Sieht es die Elite genauso wie die Bürger?

Am Tag des Kriegsausbruchs waren Putin und Bush in Peking. Putin sagte im Fernsehen: " Ich habe mich gleich an George gewandt und George hat mir gesagt …" Spricht man so mit einem Feind? Putin spielt das nicht. In seinem Selbstwertverständnis bewegt er sich mit Bush jetzt wieder auf einer Höhe. In Putins Umgebung denken alle so. Die Elite nimmt Vorstellungen der Unterschichten auf, gibt sie in die Gesellschaft zurück und macht sie hoffähig. Den Menschen sagt diese Wesensverwandtschaft zu.

Wie geht es in der alten Logik jetzt weiter?

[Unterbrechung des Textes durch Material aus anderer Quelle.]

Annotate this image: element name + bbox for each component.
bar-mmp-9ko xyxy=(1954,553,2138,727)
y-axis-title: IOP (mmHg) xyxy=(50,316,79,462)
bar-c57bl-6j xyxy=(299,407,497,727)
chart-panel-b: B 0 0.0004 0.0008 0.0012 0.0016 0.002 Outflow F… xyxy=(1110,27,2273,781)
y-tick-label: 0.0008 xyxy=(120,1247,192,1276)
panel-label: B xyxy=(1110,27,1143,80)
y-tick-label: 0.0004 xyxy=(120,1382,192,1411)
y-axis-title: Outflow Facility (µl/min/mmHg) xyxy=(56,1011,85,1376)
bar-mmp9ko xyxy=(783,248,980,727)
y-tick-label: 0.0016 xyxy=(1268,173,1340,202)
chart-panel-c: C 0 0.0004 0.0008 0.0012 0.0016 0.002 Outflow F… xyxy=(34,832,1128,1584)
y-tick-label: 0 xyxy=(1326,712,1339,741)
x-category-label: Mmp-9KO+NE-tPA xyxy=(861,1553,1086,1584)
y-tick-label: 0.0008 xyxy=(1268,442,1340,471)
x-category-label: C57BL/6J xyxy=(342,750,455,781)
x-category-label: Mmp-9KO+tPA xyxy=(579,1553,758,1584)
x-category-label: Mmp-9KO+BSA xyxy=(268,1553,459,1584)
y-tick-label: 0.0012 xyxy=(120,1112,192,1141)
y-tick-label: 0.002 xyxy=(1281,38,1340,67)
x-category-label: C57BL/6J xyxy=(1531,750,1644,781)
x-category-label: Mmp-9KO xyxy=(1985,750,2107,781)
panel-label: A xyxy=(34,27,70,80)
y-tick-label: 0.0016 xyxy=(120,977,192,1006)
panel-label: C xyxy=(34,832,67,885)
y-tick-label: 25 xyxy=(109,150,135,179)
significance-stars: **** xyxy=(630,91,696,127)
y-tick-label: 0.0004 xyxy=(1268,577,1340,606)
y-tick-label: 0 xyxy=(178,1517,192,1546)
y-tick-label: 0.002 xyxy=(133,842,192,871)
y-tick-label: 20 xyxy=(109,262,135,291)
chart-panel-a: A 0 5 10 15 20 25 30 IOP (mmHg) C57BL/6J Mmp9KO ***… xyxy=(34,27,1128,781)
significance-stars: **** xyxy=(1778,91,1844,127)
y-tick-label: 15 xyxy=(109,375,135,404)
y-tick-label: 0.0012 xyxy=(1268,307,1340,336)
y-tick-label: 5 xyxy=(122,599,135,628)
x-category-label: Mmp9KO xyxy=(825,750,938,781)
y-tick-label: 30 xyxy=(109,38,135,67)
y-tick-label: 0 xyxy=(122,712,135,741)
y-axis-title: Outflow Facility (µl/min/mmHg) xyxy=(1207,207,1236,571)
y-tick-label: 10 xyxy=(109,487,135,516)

Mich überrascht, wie viele einen Dritten Weltkrieg heraufziehen sehen. Allerdings hat "Weltkrieg" eine neue Bedeutung erlangt. Es handelt sich nicht mehr um Nuklearkriege, sondern konventionelle Kriegsgänge, die sich über die Welt verteilen. Überall wird Russland mit den USA zusammenprallen. Die Menschen freuen sich darüber. Viele erinnert das mit Schadenfreude an den Vietnamkrieg. Die Sowjetunion war damals nicht direkt beteiligt, blieb ohne Verluste, aber die USA erlitten eine schwere Niederlage. Viele in Russland sind heute wieder bereit, sich gegen die ganze Welt zu stellen.

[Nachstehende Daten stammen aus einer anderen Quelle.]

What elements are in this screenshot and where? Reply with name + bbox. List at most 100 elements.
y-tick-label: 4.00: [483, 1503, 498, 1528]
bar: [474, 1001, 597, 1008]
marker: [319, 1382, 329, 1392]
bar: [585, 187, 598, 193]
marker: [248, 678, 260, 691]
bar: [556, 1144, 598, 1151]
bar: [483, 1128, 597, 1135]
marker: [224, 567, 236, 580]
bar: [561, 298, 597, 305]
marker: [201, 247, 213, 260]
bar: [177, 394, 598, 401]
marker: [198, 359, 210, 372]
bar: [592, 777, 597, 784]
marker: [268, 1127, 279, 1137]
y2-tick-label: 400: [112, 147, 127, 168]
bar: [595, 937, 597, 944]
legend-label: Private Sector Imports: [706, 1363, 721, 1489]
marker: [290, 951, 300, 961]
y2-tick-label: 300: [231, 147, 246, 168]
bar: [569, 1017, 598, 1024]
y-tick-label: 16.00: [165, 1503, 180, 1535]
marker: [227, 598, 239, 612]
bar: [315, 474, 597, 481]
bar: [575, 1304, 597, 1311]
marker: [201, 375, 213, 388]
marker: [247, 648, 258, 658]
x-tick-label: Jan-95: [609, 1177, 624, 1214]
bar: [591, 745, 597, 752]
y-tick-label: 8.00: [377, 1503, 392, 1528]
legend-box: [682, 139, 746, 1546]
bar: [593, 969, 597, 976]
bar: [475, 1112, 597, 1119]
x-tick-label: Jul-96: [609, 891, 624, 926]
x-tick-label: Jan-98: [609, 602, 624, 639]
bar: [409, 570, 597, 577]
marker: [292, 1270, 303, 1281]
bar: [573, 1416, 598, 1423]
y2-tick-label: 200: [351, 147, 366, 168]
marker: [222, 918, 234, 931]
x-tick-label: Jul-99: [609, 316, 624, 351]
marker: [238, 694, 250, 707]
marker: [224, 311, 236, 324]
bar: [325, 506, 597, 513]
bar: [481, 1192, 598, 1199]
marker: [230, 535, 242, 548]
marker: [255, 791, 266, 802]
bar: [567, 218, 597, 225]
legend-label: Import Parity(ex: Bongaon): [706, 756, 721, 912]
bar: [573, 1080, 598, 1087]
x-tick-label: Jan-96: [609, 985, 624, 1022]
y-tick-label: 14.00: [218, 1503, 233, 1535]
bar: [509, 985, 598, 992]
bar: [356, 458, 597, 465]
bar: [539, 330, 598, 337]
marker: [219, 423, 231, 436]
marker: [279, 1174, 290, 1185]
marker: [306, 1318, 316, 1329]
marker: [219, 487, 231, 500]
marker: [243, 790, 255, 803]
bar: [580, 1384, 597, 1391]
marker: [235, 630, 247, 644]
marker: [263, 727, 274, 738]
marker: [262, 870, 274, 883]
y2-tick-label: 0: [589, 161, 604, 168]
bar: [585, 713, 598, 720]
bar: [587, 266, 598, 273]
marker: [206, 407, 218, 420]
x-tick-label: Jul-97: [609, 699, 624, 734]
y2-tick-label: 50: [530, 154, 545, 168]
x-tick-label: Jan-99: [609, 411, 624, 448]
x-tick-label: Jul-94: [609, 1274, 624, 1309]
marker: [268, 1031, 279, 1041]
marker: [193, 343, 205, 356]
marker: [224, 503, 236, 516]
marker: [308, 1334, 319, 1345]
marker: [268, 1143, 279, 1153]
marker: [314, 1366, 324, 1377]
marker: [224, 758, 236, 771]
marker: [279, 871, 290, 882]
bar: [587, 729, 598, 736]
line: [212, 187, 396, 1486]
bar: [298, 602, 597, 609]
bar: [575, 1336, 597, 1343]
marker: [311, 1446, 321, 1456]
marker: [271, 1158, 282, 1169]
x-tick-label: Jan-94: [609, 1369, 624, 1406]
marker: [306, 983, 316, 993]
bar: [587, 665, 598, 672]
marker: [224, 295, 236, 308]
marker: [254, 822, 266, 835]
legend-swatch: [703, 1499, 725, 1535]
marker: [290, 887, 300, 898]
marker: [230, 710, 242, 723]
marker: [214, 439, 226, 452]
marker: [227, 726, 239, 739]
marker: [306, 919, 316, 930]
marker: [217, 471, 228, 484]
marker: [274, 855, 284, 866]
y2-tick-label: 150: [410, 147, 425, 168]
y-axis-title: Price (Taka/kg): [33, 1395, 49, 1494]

Niemand fürchtet, im Krieg umzukommen?

Nein, Russland ist wieder auf den Beinen, meinen die Männer, und sie fürchten sich nicht. In einer Umfrage vor drei Jahren fragten wir schon mal nach den Überlebenschancen. Die Antworten waren eindeutig: Wir überstehen einen Krieg, erleiden aber große Verluste. Die Sprache war der des Zweiten Weltkrieges entlehnt. Die potenziellen kolossalen Opfer spielen, wie nicht selten in Russland, keine Rolle. Wir sind Zeuge, wie das nationale Ganze mit Hilfe der negativen Identität wiederhergerichtet wird. Der Militarismus und die aggressive Verfolgung eigener Interessen hängen mit inneren Prozessen russischer Identitätsbildung zusammen. Sie haben nichts mit radikalen politischen Verschiebungen zu tun.